Analysis of the content of used injecting paraphernalia in the Sydney supervised injecting facility

Thursday, 24 October, 2019 - 14:30 to 14:45
Central square 1 (C1)


According to the last World Drug Report, it is estimated that one quarter of a billion people used at least one drug in 2016. The consequences of drug use on health and society are concerning as more than twenty-nine million people who use drugs are estimated to suffer from drug use disorder and about half of them are dependent on opioids. In Australia, high potency opioids have been detected at the borders, but other than the diversion of pharmaceutical fentanyl, there has been little evidence of these substances entering the market.

Information about drug use is usually obtained through self-report. However, people who inject drugs often do not have full knowledge of the drug they consumed, leading to bias when interpreting the results. Improving information about drugs being used could facilitate early detection of risky compounds and rapid design of responses.

The aim of this research was to gain knowledge about the type of substances injected through the analysis of used injecting paraphernalia collected at the Sydney supervised injecting facility (SIF). This facility provides hygienic space for injection supervision, advice on safer practice, and referrals to health and social services.

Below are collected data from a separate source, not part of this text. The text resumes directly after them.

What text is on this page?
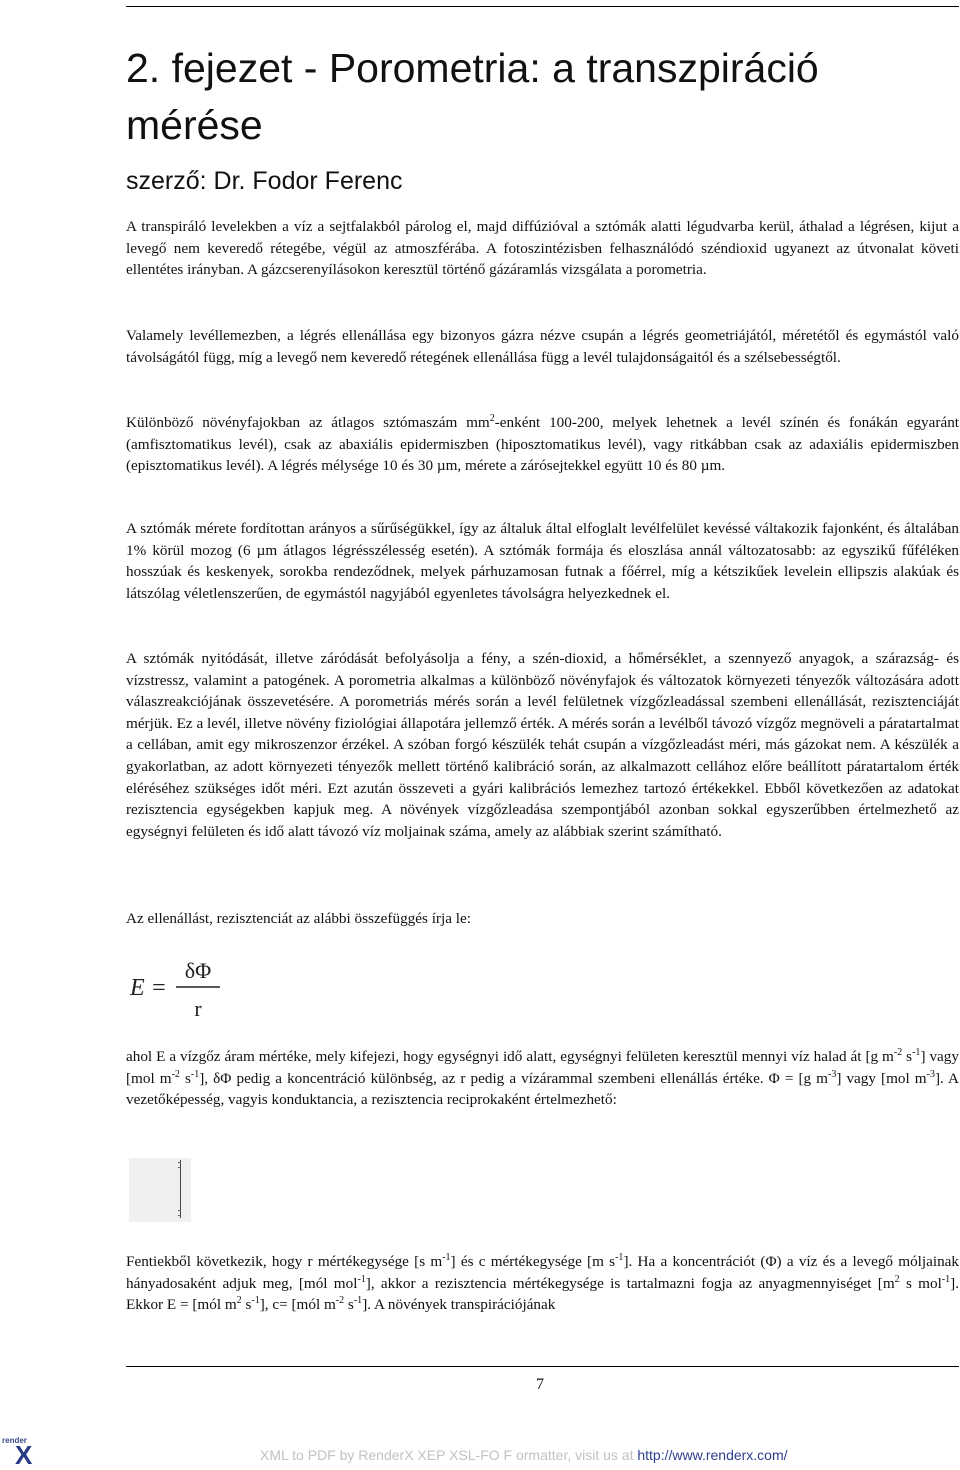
2. fejezet - Porometria: a transzpiráció mérése

szerző: Dr. Fodor Ferenc

A transpiráló levelekben a víz a sejtfalakból párolog el, majd diffúzióval a sztómák alatti légudvarba kerül, áthalad a légrésen, kijut a levegő nem keveredő rétegébe, végül az atmoszférába. A fotoszintézisben felhasználódó széndioxid ugyanezt az útvonalat követi ellentétes irányban. A gázcserenyílásokon keresztül történő gázáramlás vizsgálata a porometria.

Valamely levéllemezben, a légrés ellenállása egy bizonyos gázra nézve csupán a légrés geometriájától, méretétől és egymástól való távolságától függ, míg a levegő nem keveredő rétegének ellenállása függ a levél tulajdonságaitól és a szélsebességtől.

Különböző növényfajokban az átlagos sztómaszám $mm^2$-enként 100-200, melyek lehetnek a levél színén és fonákán egyaránt (amfisztomatikus levél), csak az abaxiális epidermiszben (hiposztomatikus levél), vagy ritkábban csak az adaxiális epidermiszben (episztomatikus levél). A légrés mélysége 10 és 30 µm, mérete a zárósejtekkel együtt 10 és 80 µm.

A sztómák mérete fordítottan arányos a sűrűségükkel, így az általuk által elfoglalt levélfelület kevéssé váltakozik fajonként, és általában 1% körül mozog (6 µm átlagos légrésszélesség esetén). A sztómák formája és eloszlása annál változatosabb: az egyszikű fűféléken hosszúak és keskenyek, sorokba rendeződnek, melyek párhuzamosan futnak a főérrel, míg a kétszikűek levelein ellipszis alakúak és látszólag véletlenszerűen, de egymástól nagyjából egyenletes távolságra helyezkednek el.

A sztómák nyitódását, illetve záródását befolyásolja a fény, a szén-dioxid, a hőmérséklet, a szennyező anyagok, a szárazság- és vízstressz, valamint a patogének. A porometria alkalmas a különböző növényfajok és változatok környezeti tényezők változására adott válaszreakciójának összevetésére. A porometriás mérés során a levél felületnek vízgőzleadással szembeni ellenállását, rezisztenciáját mérjük. Ez a levél, illetve növény fiziológiai állapotára jellemző érték. A mérés során a levélből távozó vízgőz megnöveli a páratartalmat a cellában, amit egy mikroszenzor érzékel. A szóban forgó készülék tehát csupán a vízgőzleadást méri, más gázokat nem. A készülék a gyakorlatban, az adott környezeti tényezők mellett történő kalibráció során, az alkalmazott cellához előre beállított páratartalom érték eléréséhez szükséges időt méri. Ezt azután összeveti a gyári kalibrációs lemezhez tartozó értékekkel. Ebből következően az adatokat rezisztencia egységekben kapjuk meg. A növények vízgőzleadása szempontjából azonban sokkal egyszerűbben értelmezhető az egységnyi felületen és idő alatt távozó víz moljainak száma, amely az alábbiak szerint számítható.

Az ellenállást, rezisztenciát az alábbi összefüggés írja le:

E =
δΦ
r

ahol E a vízgőz áram mértéke, mely kifejezi, hogy egységnyi idő alatt, egységnyi felületen keresztül mennyi víz halad át [g $m^{-2}$ $s^{-1}$] vagy [mol $m^{-2}$ $s^{-1}$], δΦ pedig a koncentráció különbség, az r pedig a vízárammal szembeni ellenállás értéke. Φ = [g $m^{-3}$] vagy [mol $m^{-3}$]. A vezetőképesség, vagyis konduktancia, a rezisztencia reciprokaként értelmezhető:

Fentiekből következik, hogy r mértékegysége [s $m^{-1}$] és c mértékegysége [m $s^{-1}$]. Ha a koncentrációt (Φ) a víz és a levegő móljainak hányadosaként adjuk meg, [mól mol$^{-1}$], akkor a rezisztencia mértékegysége is tartalmazni fogja az anyagmennyiséget [$m^2$ s mol$^{-1}$]. Ekkor E = [mól $m^2$ $s^{-1}$], c= [mól $m^{-2}$ $s^{-1}$]. A növények transpirációjának

7
render
X	XML to PDF by RenderX XEP XSL-FO F ormatter, visit us at http://www.renderx.com/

Syringes and other injecting paraphernalia disposed by consumers in waste disposal bins were collected during one week in 2019. The residual content of used syringes was analysed by gas-chromatography/mass-spectrometry.

The results of the chemical analysis performed under this study will be presented and will be compared to the self-reported data about drug use collected at the SIF. Any new compounds that were not reported by the consumers will be discussed, in particular some cutting agents potentially harmful for the consumers.

In conclusion, this study shows the feasibility of implementing such an approach. The results demonstrate that analysis of used syringes, when combined with other information, enables the development of sound strategies to reduce risk to public health and harms related to drug use.